A meeting with the president
O'sider stands beside Bush at site of future 9/11 memorial By JOSEPH KELLARD
Although Bill Weitzman, of Oceanside, wanted to say more than he did to President George Bush, ultimately he said he was honored to meet the 43rd president when he broke ground on a memorial in Eisenhower Park for victims of the terrorist attacks of Sept. 11, 2001.
Weitzman is president of the Empire State Regional Council of Carpenters Union, Local 7. He was invited to attend the event as the union's representative, and was introduced to the president by Nassau County Executive Tom Suozzi as the man whose workers will build the monument.
"I got a chance to shake the president's hand and talk to him for about 15 seconds," Weitzman, a Vietnam War veteran, told the Herald. "I said, 'I saw you in Washington when I was at the convention,' and I said, 'Please finish the job you started.' I was referring to the war in Iraq."

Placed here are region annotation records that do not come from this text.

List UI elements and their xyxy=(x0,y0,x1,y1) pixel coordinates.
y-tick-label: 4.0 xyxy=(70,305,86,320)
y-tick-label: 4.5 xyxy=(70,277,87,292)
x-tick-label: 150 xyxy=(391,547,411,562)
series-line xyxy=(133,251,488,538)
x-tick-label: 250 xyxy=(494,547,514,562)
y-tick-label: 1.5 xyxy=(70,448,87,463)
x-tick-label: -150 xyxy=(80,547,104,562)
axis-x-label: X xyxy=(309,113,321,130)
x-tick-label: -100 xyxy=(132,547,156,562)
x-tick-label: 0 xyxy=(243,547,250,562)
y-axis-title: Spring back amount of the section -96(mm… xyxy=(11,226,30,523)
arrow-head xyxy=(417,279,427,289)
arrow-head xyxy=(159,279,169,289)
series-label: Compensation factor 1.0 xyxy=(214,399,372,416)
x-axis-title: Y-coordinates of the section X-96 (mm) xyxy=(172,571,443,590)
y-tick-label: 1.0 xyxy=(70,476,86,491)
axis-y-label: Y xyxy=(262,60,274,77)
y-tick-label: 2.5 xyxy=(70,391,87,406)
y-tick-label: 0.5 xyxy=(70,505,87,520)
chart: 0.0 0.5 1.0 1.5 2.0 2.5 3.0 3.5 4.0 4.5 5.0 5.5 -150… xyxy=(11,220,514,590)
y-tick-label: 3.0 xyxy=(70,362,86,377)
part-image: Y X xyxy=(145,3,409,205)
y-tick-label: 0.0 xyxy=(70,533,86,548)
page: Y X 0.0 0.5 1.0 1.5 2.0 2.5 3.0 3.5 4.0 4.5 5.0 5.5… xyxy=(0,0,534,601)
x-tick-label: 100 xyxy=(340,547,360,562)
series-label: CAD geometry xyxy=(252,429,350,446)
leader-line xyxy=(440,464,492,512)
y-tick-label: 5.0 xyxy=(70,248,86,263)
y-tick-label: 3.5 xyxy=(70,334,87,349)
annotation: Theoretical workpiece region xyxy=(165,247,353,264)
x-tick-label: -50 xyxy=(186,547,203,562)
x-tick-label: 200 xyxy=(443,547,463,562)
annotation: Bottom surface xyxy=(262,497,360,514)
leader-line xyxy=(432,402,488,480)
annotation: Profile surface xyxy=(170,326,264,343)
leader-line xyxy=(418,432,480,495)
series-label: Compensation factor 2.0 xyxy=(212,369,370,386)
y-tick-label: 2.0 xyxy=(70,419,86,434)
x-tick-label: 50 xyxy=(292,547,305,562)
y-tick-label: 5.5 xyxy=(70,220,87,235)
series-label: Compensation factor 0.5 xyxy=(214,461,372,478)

He said that Bush told him not to worry. "'I'm going to finish it, don't worry,' he told me," Weitzman said. "I felt like saying, Don't leave anyone behind like we did in Vietnam, with the MIAs, and don't stop short like your father did. But he told me at least twice, 'I'm going to finish.'"
Weitzman's workers (his union comprises 3,000 carpenters) will build the memorial gratis. It will consist of a wall of bright white cement featuring plaques with the name of the Nassau County residents who were killed at the World Trade Center three Septembers ago.